O crime organizado explodiu no Brasil nos últimos vinte anos e o Estado não foi capaz de acompanhá-lo. A violência que acompanha esse crescimento expressivo ceifa a vida de milhares de pessoas no país, numa constante guerra entre facções que hoje passa de oitenta dentro do sistema carcerário nacional e que dominam as periferias das cidades brasileiras.
Fonte: Secretaria Nacional de Política Penal (SENAPPE).
Foi justamente no sistema penitenciário que surgiram as principais organizações criminosas do país: o Comando Vermelho e o Primeiro Comando da Capital (CV; PCC). Ambas se expandiram sobre todo o território nacional, marcando presença em todos os presídios do país. O processo migratório da criminalidade violenta em meados da década de 2000, levou a criminalidade dessas facções para o Norte e o Nordeste, com destaque a explosão dos homicídios no Nordeste, sobretudo a partir do ano de 2006, quando o crack entra com força nos estados e nas cidades interioranas. As taxas de homicídios do Nordeste triplicaram e hoje a região é a mais violenta do país, com destaque a Bahia que obteve a taxa de 40,6 homicídios por cem mil habitantes de um total absoluto registrado de 6.036 dos 44.127 assassinatos em 2024, ou seja, 13,7% das mortes violentas intencionais do país.
Gráfico 1: Taxas de Homicídios - Brasil - Regiões - 2024
Fonte: Fórum Brasileiro de Segurança Pública (2025).
O crime organizado hoje está infiltrado em muitas instâncias institucionais do Estado e da sociedade. A simbiose com o Estado é um dos fatores para o sucesso da criminalidade organizada. A correlação entre corrupção e crime organizado também é significativa. Correlacionando os dados do índice de corrupção da Organização Transparência Internacional com os dados de criminalidade organizada do Global Organized Crime Index, tivemos um coeficiente de -0,69 no cruzamento das matrizes de dados de 90 países do Globo. Ou seja, onde há corrupção, há crime organizado forte. O Brasil obteve um índice baixo no escore de corrupção, ficando na posição 107 de 180 países, com o índice médio de crime organizado de 6,77, entre os países de maior criminalidade do mundo.

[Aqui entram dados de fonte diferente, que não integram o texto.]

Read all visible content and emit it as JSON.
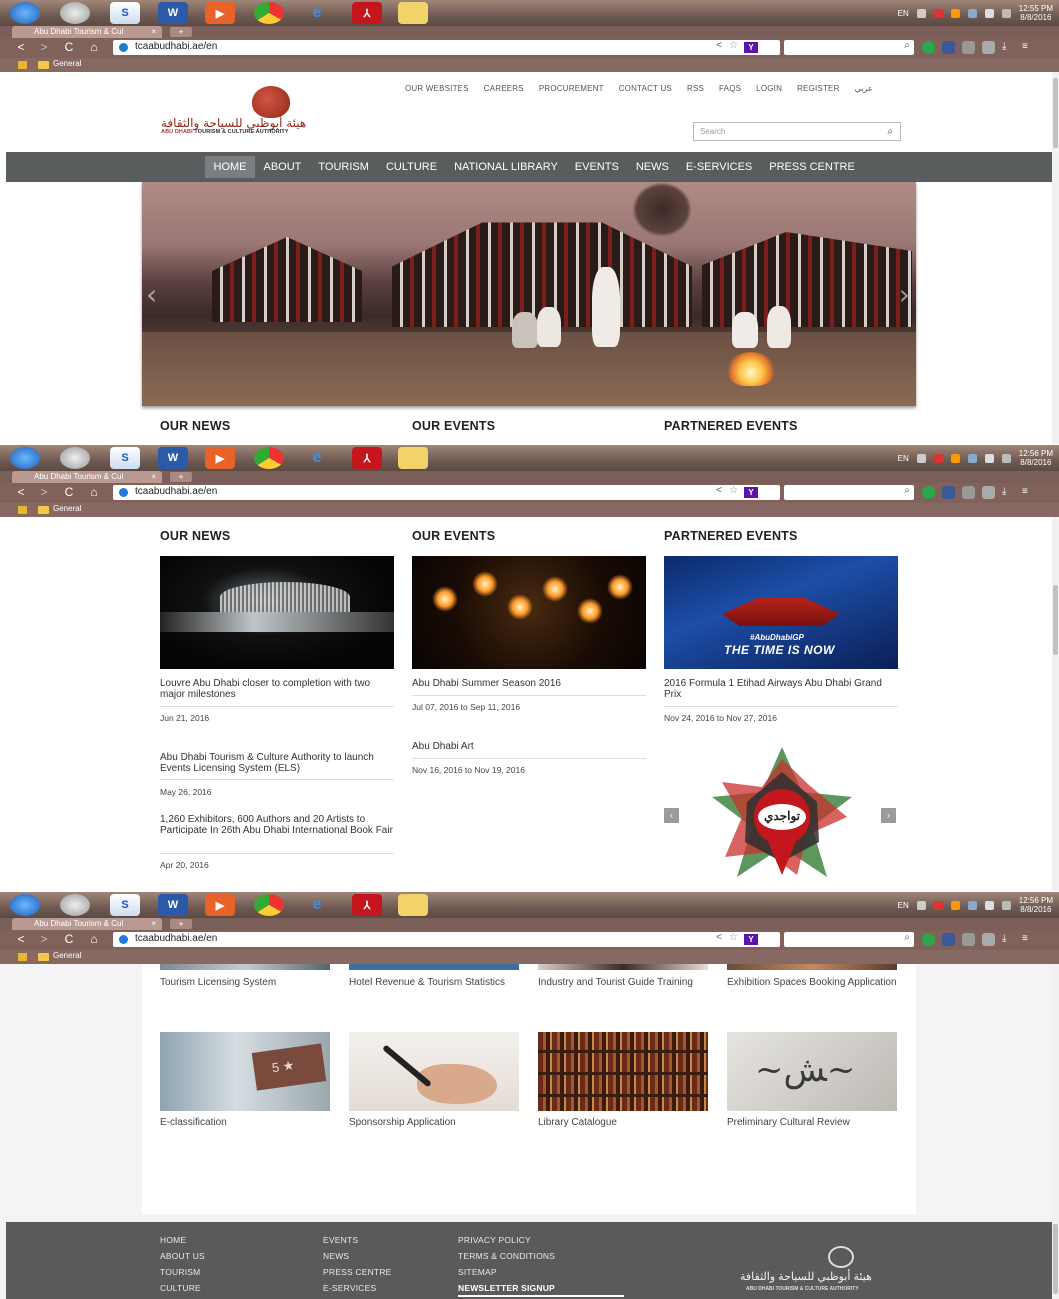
{
  "os": {
    "taskbar_apps": [
      "windows-orb",
      "media-icon",
      "snagit-icon",
      "word-icon",
      "video-icon",
      "chrome-icon",
      "ie-icon",
      "acrobat-icon",
      "folder-icon"
    ],
    "word_label": "W",
    "language": "EN",
    "clocks": [
      {
        "time": "12:55 PM",
        "date": "8/8/2016"
      },
      {
        "time": "12:56 PM",
        "date": "8/8/2016"
      },
      {
        "time": "12:56 PM",
        "date": "8/8/2016"
      }
    ]
  },
  "browser": {
    "tab_title": "Abu Dhabi Tourism & Cul",
    "tab_close": "×",
    "new_tab": "+",
    "url": "tcaabudhabi.ae/en",
    "yahoo_label": "Y",
    "bookmark_folder": "General",
    "nav": {
      "back": "<",
      "forward": ">",
      "reload": "C",
      "home": "⌂"
    }
  },
  "site": {
    "top_links": [
      "OUR WEBSITES",
      "CAREERS",
      "PROCUREMENT",
      "CONTACT US",
      "RSS",
      "FAQS",
      "LOGIN",
      "REGISTER",
      "عربي"
    ],
    "logo_arabic": "هيئة أبوظبي للسياحة والثقافة",
    "logo_english_1": "ABU DHABI",
    "logo_english_2": " TOURISM & CULTURE AUTHORITY",
    "search_placeholder": "Search",
    "main_nav": [
      "HOME",
      "ABOUT",
      "TOURISM",
      "CULTURE",
      "NATIONAL LIBRARY",
      "EVENTS",
      "NEWS",
      "E-SERVICES",
      "PRESS CENTRE"
    ],
    "active_nav": "HOME",
    "hero_prev": "‹",
    "hero_next": "›",
    "sections": [
      "OUR NEWS",
      "OUR EVENTS",
      "PARTNERED EVENTS"
    ]
  },
  "news": [
    {
      "title": "Louvre Abu Dhabi closer to completion with two major milestones",
      "date": "Jun 21, 2016"
    },
    {
      "title": "Abu Dhabi Tourism & Culture Authority to launch Events Licensing System (ELS)",
      "date": "May 26, 2016"
    },
    {
      "title": "1,260 Exhibitors, 600 Authors and 20 Artists to Participate In 26th Abu Dhabi International Book Fair",
      "date": "Apr 20, 2016"
    }
  ],
  "events": [
    {
      "title": "Abu Dhabi Summer Season 2016",
      "date": "Jul 07, 2016 to Sep 11, 2016"
    },
    {
      "title": "Abu Dhabi Art",
      "date": "Nov 16, 2016 to Nov 19, 2016"
    }
  ],
  "partnered": {
    "title": "2016 Formula 1 Etihad Airways Abu Dhabi Grand Prix",
    "date": "Nov 24, 2016 to Nov 27, 2016",
    "image_text_1": "#AbuDhabiGP",
    "image_text_2": "THE TIME IS NOW",
    "badge_text": "تواجدي",
    "prev": "‹",
    "next": "›"
  },
  "services_row1": [
    "Tourism Licensing System",
    "Hotel Revenue & Tourism Statistics",
    "Industry and Tourist Guide Training",
    "Exhibition Spaces Booking Application"
  ],
  "services_row2": [
    "E-classification",
    "Sponsorship Application",
    "Library Catalogue",
    "Preliminary Cultural Review"
  ],
  "eclass_plaque": "5 ★",
  "footer": {
    "col1": [
      "HOME",
      "ABOUT US",
      "TOURISM",
      "CULTURE"
    ],
    "col2": [
      "EVENTS",
      "NEWS",
      "PRESS CENTRE",
      "E-SERVICES"
    ],
    "col3": [
      "PRIVACY POLICY",
      "TERMS & CONDITIONS",
      "SITEMAP",
      "NEWSLETTER SIGNUP"
    ],
    "logo_arabic": "هيئة أبوظبي للسياحة والثقافة",
    "logo_english": "ABU DHABI TOURISM & CULTURE AUTHORITY"
  },
  "colors": {
    "nav_bg": "#595d5e",
    "brand_red": "#8e2a1d",
    "footer_bg": "#5a5a5c"
  }
}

O índice de criminalidade do Global Organized Crime é multivariado e mede a criminalidade em dois eixos: atores criminais, mercados criminais. Ao todo são cinco variáveis de atores criminais (grupos mafiosos, redes de trabalho de criminosos, atores infiltrados no Estado, atores estrangeiros e atores do setor privado); e quinze variáveis de mercados ilegais (tráfico de seres humanos, contrabando de seres humanos, extorsão e proteção de seres humanos, tráfico de armas, comércio de produtos falsificados, comércio ilícito de bens sujeitos a impostos, crime contra a fauna, crime contra a flora, crimes contra recursos não-renováveis, tráfico de cocaína, tráfico de heroína, tráfico de cannabis, comércio de drogas sintéticas, crimes cibernéticos e crimes financeiros). O Brasil obteve as maiores notas em: tráfico de armas, crime contra a fauna e a flora, crimes contra recursos não-renováveis, tráfico de drogas (cocaína e maconha). Com notas semelhantes ao do narcoestado da Venezuela.
Os países com maiores criminalidades organizadas da América Latina são: Brasil, Colômbia e México. Os dados de criminalidade e incapacidade estatal desses países estão altamente correlacionados como podemos ver no gráfico abaixo.

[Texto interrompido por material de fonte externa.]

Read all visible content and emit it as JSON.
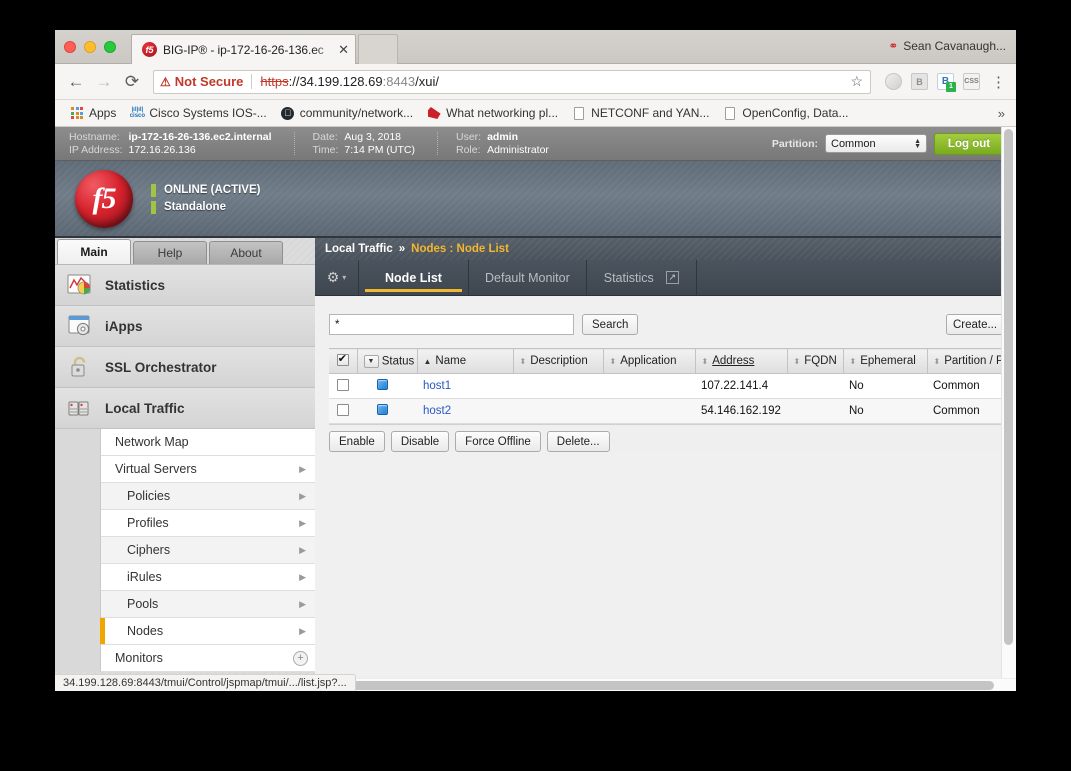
{
  "browser": {
    "tab": {
      "title": "BIG-IP® - ip-172-16-26-136.ec",
      "close": "✕",
      "favicon": "f5-favicon"
    },
    "user_chip": {
      "sync_icon": "sync-icon",
      "name": "Sean Cavanaugh..."
    },
    "nav": {
      "back": "←",
      "forward": "→",
      "reload": "⟳"
    },
    "omnibox": {
      "security_icon": "⚠",
      "security_label": "Not Secure",
      "scheme": "https",
      "separator": "://",
      "host": "34.199.128.69",
      "port": ":8443",
      "path": "/xui/",
      "star": "☆"
    },
    "extensions": [
      "moon-icon",
      "b-icon",
      "b-badge-icon",
      "css-icon"
    ],
    "extension_badge": "1",
    "menu": "⋮",
    "bookmarks": [
      {
        "label": "Apps",
        "icon": "apps-grid-icon"
      },
      {
        "label": "Cisco Systems IOS-...",
        "icon": "cisco-icon"
      },
      {
        "label": "community/network...",
        "icon": "github-icon"
      },
      {
        "label": "What networking pl...",
        "icon": "red-page-icon"
      },
      {
        "label": "NETCONF and YAN...",
        "icon": "document-icon"
      },
      {
        "label": "OpenConfig, Data...",
        "icon": "document-icon"
      }
    ],
    "bookmarks_overflow": "»",
    "status_bubble": "34.199.128.69:8443/tmui/Control/jspmap/tmui/.../list.jsp?..."
  },
  "infobar": {
    "hostname_label": "Hostname:",
    "hostname_value": "ip-172-16-26-136.ec2.internal",
    "ip_label": "IP Address:",
    "ip_value": "172.16.26.136",
    "date_label": "Date:",
    "date_value": "Aug 3, 2018",
    "time_label": "Time:",
    "time_value": "7:14 PM (UTC)",
    "user_label": "User:",
    "user_value": "admin",
    "role_label": "Role:",
    "role_value": "Administrator",
    "partition_label": "Partition:",
    "partition_value": "Common",
    "partition_options": [
      "Common"
    ],
    "logout_label": "Log out"
  },
  "banner": {
    "logo": "f5",
    "status_primary": "ONLINE (ACTIVE)",
    "status_secondary": "Standalone",
    "accent_green": "#a0c544"
  },
  "sidebar": {
    "tabs": [
      {
        "label": "Main",
        "active": true
      },
      {
        "label": "Help",
        "active": false
      },
      {
        "label": "About",
        "active": false
      }
    ],
    "modules": [
      {
        "label": "Statistics",
        "icon": "statistics-icon"
      },
      {
        "label": "iApps",
        "icon": "iapps-icon"
      },
      {
        "label": "SSL Orchestrator",
        "icon": "padlock-icon"
      },
      {
        "label": "Local Traffic",
        "icon": "local-traffic-icon"
      }
    ],
    "local_traffic_items": [
      {
        "label": "Network Map",
        "arrow": false,
        "indent": 0,
        "active": false
      },
      {
        "label": "Virtual Servers",
        "arrow": true,
        "indent": 0,
        "active": false
      },
      {
        "label": "Policies",
        "arrow": true,
        "indent": 1,
        "active": false
      },
      {
        "label": "Profiles",
        "arrow": true,
        "indent": 1,
        "active": false
      },
      {
        "label": "Ciphers",
        "arrow": true,
        "indent": 1,
        "active": false
      },
      {
        "label": "iRules",
        "arrow": true,
        "indent": 1,
        "active": false
      },
      {
        "label": "Pools",
        "arrow": true,
        "indent": 1,
        "active": false
      },
      {
        "label": "Nodes",
        "arrow": true,
        "indent": 1,
        "active": true
      },
      {
        "label": "Monitors",
        "arrow": false,
        "indent": 0,
        "active": false,
        "plus": "+"
      }
    ]
  },
  "content": {
    "breadcrumb": {
      "module": "Local Traffic",
      "separator": "»",
      "page": "Nodes : Node List"
    },
    "gear_icon": "gear-icon",
    "gear_caret": "▾",
    "tabs": [
      {
        "label": "Node List",
        "active": true,
        "popout": false
      },
      {
        "label": "Default Monitor",
        "active": false,
        "popout": false
      },
      {
        "label": "Statistics",
        "active": false,
        "popout": true
      }
    ],
    "popout_icon": "↗",
    "search": {
      "value": "*",
      "button": "Search"
    },
    "create_label": "Create...",
    "table": {
      "columns": [
        {
          "label": "",
          "type": "checkbox",
          "checked": true
        },
        {
          "label": "Status",
          "type": "dropdown",
          "sort": "none"
        },
        {
          "label": "Name",
          "sort": "asc"
        },
        {
          "label": "Description",
          "sort": "none"
        },
        {
          "label": "Application",
          "sort": "none"
        },
        {
          "label": "Address",
          "sort": "none",
          "underline": true
        },
        {
          "label": "FQDN",
          "sort": "none"
        },
        {
          "label": "Ephemeral",
          "sort": "none"
        },
        {
          "label": "Partition / Path",
          "sort": "none"
        }
      ],
      "rows": [
        {
          "checked": false,
          "status": "blue-square",
          "name": "host1",
          "description": "",
          "application": "",
          "address": "107.22.141.4",
          "fqdn": "",
          "ephemeral": "No",
          "partition": "Common"
        },
        {
          "checked": false,
          "status": "blue-square",
          "name": "host2",
          "description": "",
          "application": "",
          "address": "54.146.162.192",
          "fqdn": "",
          "ephemeral": "No",
          "partition": "Common"
        }
      ]
    },
    "actions": [
      "Enable",
      "Disable",
      "Force Offline",
      "Delete..."
    ]
  }
}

Gráfico 2: Indicadores de Criminalidade organizada, resiliência e taxas de homicídios - Brasil, Colômbia e México
Os três países obtêm taxas de homicídios altas, superiores a média mundial (6/100 mil) e a média da própria região (17/100 mil), com dados de criminalidade recorde na Colômbia e no México e indicadores de incapacidade estatal sempre abaixo da média da criminalidade. Não tem como combater o crime organizado na região com tais indicadores. Como o crime organizado é transnacional, a parceria entre os países seria fundamental, mas esbarra na simbiose corrupta do Estado com a criminalidade.
No Brasil, os escândalos de adulteração das bebidas alcoólicas e dos combustíveis revelaram que a criminalidade organizada nacional se sofisticou bastante nas duas últimas décadas, e agora conta com atores infiltrados em diversas instâncias do Estado, o que dificulta bastante o controle desse tipo de mercado. O resultado, podemos ver na figura abaixo, retirada do recente trabalho de investigação do Fórum Brasileiro de Segurança Pública:
Figura 1: Gráfico retirado do documento Follow the Products. Rastreamento de Produtos e Enfrentamento ao Crime Organizado no Brasil.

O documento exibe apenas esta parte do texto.